Unquestionably, Chancery can compel one who unfairly holds a property interest to convey that interest to another to whom it justly belongs. This principle is recognized in our cases of Putnam v. Putnam, 274 Ala. 472, 150 So. 2d 209 (1963) and Cherpes v. Cherpes, 279 Ala. 346, 185 So. 2d 137 (1966). Appellant claims these cases are controlling here and that the trial court should have found that a constructive trust was established. The issue of whether or not a constructive trust results is one of fact, the burden being on the complainant. Vafes v. Stritikus, 218 Ala. 659, 119 So. 643 (1929). Furthermore, a constructive trust is a creature of equity, and every presumption will be indulged in favor of the findings of the Chancellor before whom the evidence was nearly all ore tenus and his findings will not be disturbed unless palpably wrong.
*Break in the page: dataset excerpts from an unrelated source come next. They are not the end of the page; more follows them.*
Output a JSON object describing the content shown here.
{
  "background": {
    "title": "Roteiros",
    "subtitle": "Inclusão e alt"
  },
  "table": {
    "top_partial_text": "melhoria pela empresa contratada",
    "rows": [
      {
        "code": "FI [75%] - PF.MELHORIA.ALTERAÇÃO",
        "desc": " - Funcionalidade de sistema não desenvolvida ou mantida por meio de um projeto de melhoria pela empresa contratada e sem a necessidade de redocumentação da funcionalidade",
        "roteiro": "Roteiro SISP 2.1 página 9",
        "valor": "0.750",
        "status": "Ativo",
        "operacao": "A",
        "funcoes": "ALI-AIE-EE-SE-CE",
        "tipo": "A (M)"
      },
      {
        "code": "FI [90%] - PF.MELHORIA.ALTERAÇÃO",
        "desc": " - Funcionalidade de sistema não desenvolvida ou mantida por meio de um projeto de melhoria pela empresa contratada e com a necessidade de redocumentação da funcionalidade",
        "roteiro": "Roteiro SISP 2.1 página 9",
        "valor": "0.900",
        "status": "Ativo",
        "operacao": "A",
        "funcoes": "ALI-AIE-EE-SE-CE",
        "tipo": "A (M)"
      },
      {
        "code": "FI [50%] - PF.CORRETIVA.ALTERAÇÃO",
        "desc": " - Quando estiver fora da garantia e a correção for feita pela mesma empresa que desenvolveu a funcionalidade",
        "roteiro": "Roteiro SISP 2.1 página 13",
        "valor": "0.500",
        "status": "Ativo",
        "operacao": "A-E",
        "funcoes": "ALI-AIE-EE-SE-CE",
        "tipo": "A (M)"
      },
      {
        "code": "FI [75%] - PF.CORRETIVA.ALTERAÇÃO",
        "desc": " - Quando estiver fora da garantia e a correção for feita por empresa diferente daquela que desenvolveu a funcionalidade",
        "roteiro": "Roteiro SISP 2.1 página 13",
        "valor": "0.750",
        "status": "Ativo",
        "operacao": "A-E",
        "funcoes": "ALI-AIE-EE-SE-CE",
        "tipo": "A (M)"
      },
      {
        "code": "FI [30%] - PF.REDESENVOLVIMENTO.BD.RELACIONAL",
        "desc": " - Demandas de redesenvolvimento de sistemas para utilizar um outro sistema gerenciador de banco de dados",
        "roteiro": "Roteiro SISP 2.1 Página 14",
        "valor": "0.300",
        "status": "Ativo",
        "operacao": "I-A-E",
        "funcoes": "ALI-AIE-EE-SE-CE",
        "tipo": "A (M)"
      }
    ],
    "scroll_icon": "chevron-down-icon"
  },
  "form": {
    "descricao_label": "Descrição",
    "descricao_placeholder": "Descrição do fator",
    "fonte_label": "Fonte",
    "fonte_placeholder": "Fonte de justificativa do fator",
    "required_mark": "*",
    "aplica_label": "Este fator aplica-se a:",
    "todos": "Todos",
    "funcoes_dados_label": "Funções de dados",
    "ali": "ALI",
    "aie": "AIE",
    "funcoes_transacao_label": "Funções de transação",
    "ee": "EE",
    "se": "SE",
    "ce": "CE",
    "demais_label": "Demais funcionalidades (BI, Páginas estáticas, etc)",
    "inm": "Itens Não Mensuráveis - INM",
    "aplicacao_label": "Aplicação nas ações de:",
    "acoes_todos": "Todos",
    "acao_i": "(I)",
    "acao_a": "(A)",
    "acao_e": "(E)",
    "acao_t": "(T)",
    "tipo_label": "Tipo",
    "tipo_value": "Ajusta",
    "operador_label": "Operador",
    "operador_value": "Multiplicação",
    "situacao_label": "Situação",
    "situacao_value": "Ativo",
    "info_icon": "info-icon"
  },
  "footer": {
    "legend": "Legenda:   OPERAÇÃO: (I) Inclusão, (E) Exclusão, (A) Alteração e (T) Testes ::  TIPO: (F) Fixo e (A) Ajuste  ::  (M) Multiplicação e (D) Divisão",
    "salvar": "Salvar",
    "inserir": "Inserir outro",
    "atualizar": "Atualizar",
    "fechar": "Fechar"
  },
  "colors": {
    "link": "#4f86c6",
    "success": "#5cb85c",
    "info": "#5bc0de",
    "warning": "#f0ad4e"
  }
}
In Cherpes v. Cherpes, supra, we said that a court of equity in decreeing a constructive trust is bound by no unyielding formula and that the equity of the transaction must shape the measure of relief, thus affording a court of equity wide powers to do what it thinks right and just.

*805 The trial court made no specific findings of fact other than the general finding that the complainant had failed to make proof necessary to show he was entitled to the relief sought. We will assume that the trial court made those findings which will justify the decree rendered. Dockery v. Hamner, 281 Ala. 343, 202 So. 2d 550 (1967). We do not think the court's findings of fact are palpably wrong or that the Chancellor abused the wide powers he enjoyed to do what he thought right and just. His judgment is therefore due to be affirmed.